I propose testing the hypothesis that department administration involves generic skills more than it does subject matter knowledge. A successful chair in one department knows the campus culture, rules and procedures, and has (or should have) people skills. When I headed a nationally-ranked Department of Art, a field in which I had no professional training, I was responsible for all teaching and budget issues. In writing merit and promotion letters, I looked at exhibition record, published reviews, prizes, awards, fellowships, and commissions. As chair of Environmental Design, I wrote promotion letters for landscape architects. In this field, I focused on the range and significance of their professional work, consultancies, writings, and professional recognition. When I chaired Psychology, I wrote promotion letters for physiological psychologists about whose work I knew little. For them, I reviewed publications, considering such factors as the number of papers, journal stature, and innovativeness of the findings- and yes, I could judge this without expertise in the subject, by relying on assistance from faculty in the subject area who provided written comments during merit review. I could also examine grants, awards, and make citation searches. This was similar to my service on the Personnel Committee of Letters and Science which reviewed faculty in departments ranging from Anthropology to Zoology.

Implementation

I recognize that the outside chair concept is not original. In most cases, it involves a department riven with conflict, and the chair is seen as a caretaker. What is novel here is the suggestion that the outside chair model should be tested and evaluated in healthy departments. I am not suggesting the creation of a new class of non-academic department administrators. The generic chair I envision is an academic, but whose specific discipline or field is less important than administrative experience and personal attributes.

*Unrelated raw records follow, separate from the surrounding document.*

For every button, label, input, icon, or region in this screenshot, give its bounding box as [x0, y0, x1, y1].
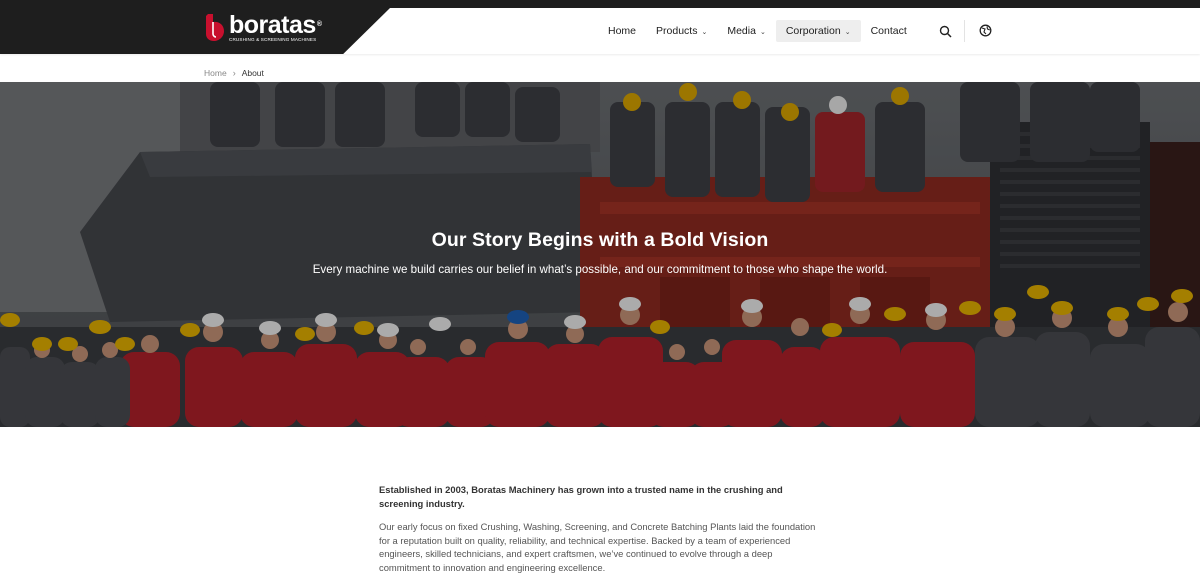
- nav-item-products[interactable]: Products ⌄: [646, 20, 717, 42]
- nav-item-contact[interactable]: Contact: [861, 20, 917, 42]
- nav-item-corporation[interactable]: Corporation ⌄: [775, 20, 861, 42]
- about-lead-paragraph: Established in 2003, Boratas Machinery h…: [379, 484, 783, 509]
- nav-item-label: Products: [656, 25, 698, 37]
- nav-item-label: Corporation: [785, 25, 841, 37]
- about-content: Established in 2003, Boratas Machinery h…: [379, 483, 824, 574]
- breadcrumb-separator-icon: ›: [232, 68, 236, 78]
- globe-icon[interactable]: [979, 24, 992, 37]
- hero-title: Our Story Begins with a Bold Vision: [431, 229, 769, 251]
- nav-item-label: Home: [608, 25, 637, 37]
- chevron-down-icon: ⌄: [844, 28, 851, 36]
- main-nav: Home Products ⌄ Media ⌄ Corporation ⌄ Co…: [598, 20, 917, 42]
- breadcrumb-current: About: [241, 68, 264, 78]
- chevron-down-icon: ⌄: [701, 28, 708, 36]
- site-header: boratas® CRUSHING & SCREENING MACHINES H…: [0, 8, 1200, 54]
- logo-tagline: CRUSHING & SCREENING MACHINES: [229, 37, 317, 42]
- nav-item-media[interactable]: Media ⌄: [717, 20, 775, 42]
- brand-logo[interactable]: boratas® CRUSHING & SCREENING MACHINES: [204, 11, 322, 48]
- hero-banner: Our Story Begins with a Bold Vision Ever…: [0, 82, 1200, 427]
- about-body-paragraph: Our early focus on fixed Crushing, Washi…: [379, 521, 816, 573]
- breadcrumb: Home › About: [204, 68, 264, 78]
- logo-background: [0, 8, 390, 54]
- logo-wordmark: boratas®: [229, 11, 322, 39]
- hero-overlay: [0, 82, 1200, 427]
- search-icon[interactable]: [939, 25, 952, 38]
- nav-item-label: Contact: [870, 25, 907, 37]
- hero-subtitle: Every machine we build carries our belie…: [312, 263, 888, 276]
- nav-item-home[interactable]: Home: [598, 20, 646, 42]
- header-divider: [964, 20, 965, 42]
- top-strip: [0, 0, 1200, 8]
- boratas-logo-icon: [206, 14, 224, 41]
- nav-item-label: Media: [727, 25, 756, 37]
- breadcrumb-home[interactable]: Home: [204, 68, 227, 78]
- chevron-down-icon: ⌄: [759, 28, 766, 36]
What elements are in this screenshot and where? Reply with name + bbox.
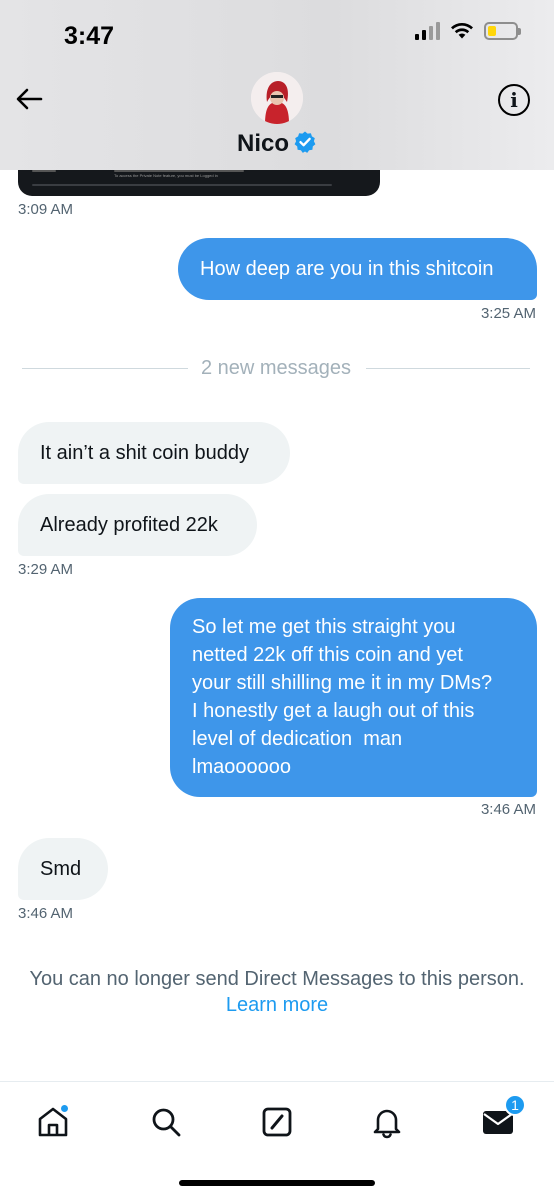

The experiment could be done on a modest scale by recruiting volunteers among successful chairs for a two-year exchange of departments. This would involve minimal paperwork or additional resources. Evaluation could be as informal as written journal notes of the two chairs and deans as participant observers or, if funding were available, to hire a program evaluator to conduct formal interviews with the above parties plus faculty, staff, and students in units, and to prepare a written report for dissemination to a wider audience.

Another way to test the hypothesis would be to recruit several successful chairs to administer departments in unfamiliar fields. In my case, this would have been a department like Nematology. I have never seen a nematode and have no training or job experience that relates to these microscopic worms. If I could successfully administer such a department, it would support the generic chair hypothesis.

Benefits of this Experiment

The higher education community gains information as to the degree the chair role is generic. If the hypothesis is supported, it will expand the pool of available chair candidates on a given campus.

Generic chairs represent a pool that could be tapped during emergencies. The presence of experienced chairs is critical in difficult budget times, as the chair is the bridge between department stakeholders and the administration. Their presence would enhance institutional memory, as an experienced department head will remember previous budget cuts and class cancellations. When a chair has witnessed previous crises with serious but not fatal outcomes, there is less likelihood of a "sky is falling" mentality.

Being able to administer another department could reduce burnout of competent chairs. The romance disappears after heading a unit for several years. It is time to move on, hopefully without wasting years of hard-earned experience. I believe there are chairs of History or Biochemistry who would enjoy chairing an English or Art Department. Although the problems will be familiar, at least the names and faces will have changed.

It will reduce parochialism and aim toward universality of knowledge, which are important considerations in a rapidly changing economy and technology. Imagine the intellectual implications of a physicist heading a History Department or a musicologist as chair of Economics. Such exchanges would be excellent training for higher administrative office.